A day after farmers across the country celebrated as the Prime Minister announced the government’s decision to repeal the three farm laws, Kushal Poddar expresses his emotions through a poem titled Firm.
We did not see the progressions, he says, about a vine that had been tugging the firmament inch by inch for months on end, until the moment of ‘sudden freedom’. Firm is a play on the word Farm, Kushal says.

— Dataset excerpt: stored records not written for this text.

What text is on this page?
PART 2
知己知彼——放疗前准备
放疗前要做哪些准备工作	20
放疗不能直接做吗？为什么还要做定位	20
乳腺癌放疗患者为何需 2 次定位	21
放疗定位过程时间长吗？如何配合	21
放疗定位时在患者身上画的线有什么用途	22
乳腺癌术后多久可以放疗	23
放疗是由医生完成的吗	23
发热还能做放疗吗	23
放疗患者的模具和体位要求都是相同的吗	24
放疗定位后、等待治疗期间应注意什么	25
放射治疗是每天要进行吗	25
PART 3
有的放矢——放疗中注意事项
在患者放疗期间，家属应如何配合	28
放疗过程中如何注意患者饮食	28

‘The firm standing of freedom always wins in the end. History shows, time has a way to settle what is true and just. The progress is slow, because time itself stands out of the frames of time.’ The poem uses the metaphor of the green vine to denote the Farmers' win over the contentious legislation and the pressure of the system.
Firm
This gloaming I notice -
the green creeper has ushered
the pale sky inside
through the iron bars and grills,
through the window's opening.
For months the vine
has been hefting and yanking
the firmament inch by inch.
I do not see these progressions.
We do not.
I splash some water on the leaves,
say Slainte to the sudden freedom
of the space within
this room, this flesh.
Never farmed the best things,
but we can appreciate their taste.
An author and a father, Kushal Poddar, edited a magazine - ‘Words Surfacing’, authored eight volumes including ‘The Circus Came To My Island’, 'A Place For Your Ghost Animals', 'Eternity Restoration Project- Selected and New Poems' and 'Postmarked Quarantine'. His works have been translated in eleven languages.